The Trace Gas Orbiter arrived at the Red Planet in October 2016, but then took a further year to manoeuvre itself into its proper science orbit at an altitude of 400km above the surface.
Staring in April last year, it began its systematic search of the atmosphere, using the onboard spectrometers NOMAD and ACS.
These measure the constituents of Martian air by looking through the atmosphere towards the Sun. Different molecules absorb the light in characteristic ways.
The precision of this solar occultation method enables TGO to set an upper limit for the methane at just 12 parts per trillion.

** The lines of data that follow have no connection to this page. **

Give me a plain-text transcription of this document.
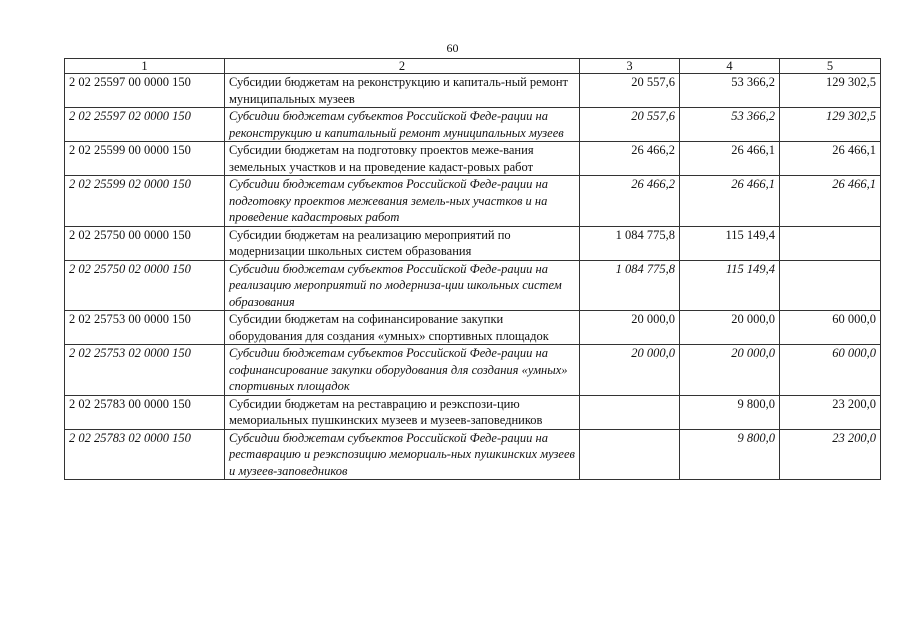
60
1	2	3	4	5
2 02 25597 00 0000 150	Субсидии бюджетам на реконструкцию и капиталь-ный ремонт муниципальных музеев	20 557,6	53 366,2	129 302,5
2 02 25597 02 0000 150	Субсидии бюджетам субъектов Российской Феде-рации на реконструкцию и капитальный ремонт муниципальных музеев	20 557,6	53 366,2	129 302,5
2 02 25599 00 0000 150	Субсидии бюджетам на подготовку проектов меже-вания земельных участков и на проведение кадаст-ровых работ	26 466,2	26 466,1	26 466,1
2 02 25599 02 0000 150	Субсидии бюджетам субъектов Российской Феде-рации на подготовку проектов межевания земель-ных участков и на проведение кадастровых работ	26 466,2	26 466,1	26 466,1
2 02 25750 00 0000 150	Субсидии бюджетам на реализацию мероприятий по модернизации школьных систем образования	1 084 775,8	115 149,4	
2 02 25750 02 0000 150	Субсидии бюджетам субъектов Российской Феде-рации на реализацию мероприятий по модерниза-ции школьных систем образования	1 084 775,8	115 149,4	
2 02 25753 00 0000 150	Субсидии бюджетам на софинансирование закупки оборудования для создания «умных» спортивных площадок	20 000,0	20 000,0	60 000,0
2 02 25753 02 0000 150	Субсидии бюджетам субъектов Российской Феде-рации на софинансирование закупки оборудования для создания «умных» спортивных площадок	20 000,0	20 000,0	60 000,0
2 02 25783 00 0000 150	Субсидии бюджетам на реставрацию и реэкспози-цию мемориальных пушкинских музеев и музеев-заповедников		9 800,0	23 200,0
2 02 25783 02 0000 150	Субсидии бюджетам субъектов Российской Феде-рации на реставрацию и реэкспозицию мемориаль-ных пушкинских музеев и музеев-заповедников		9 800,0	23 200,0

In other words, if the methane is there, it has to have a lower concentration than this.
The mission team is reporting its latest observations here at the European Geosciences Union General Assembly.
The group also has some papers being published in the journal Nature and in the the Proceedings of the Russian Academy of Science.
Other results include an exquisite description of how water was taken high into the atmosphere during the recent global dust storm on the planet; and a new map of sub-surface water derived from the satellite’s neutron spectrometer.
This map has greater resolution than any survey before it and, aside from the obviously water-rich permafrost of the polar regions, detects some previously unknown “wet” regions at the equator.
These could be important to future surface robots looking for evidence of present-day microbial life, and for astronauts in need of local water resources.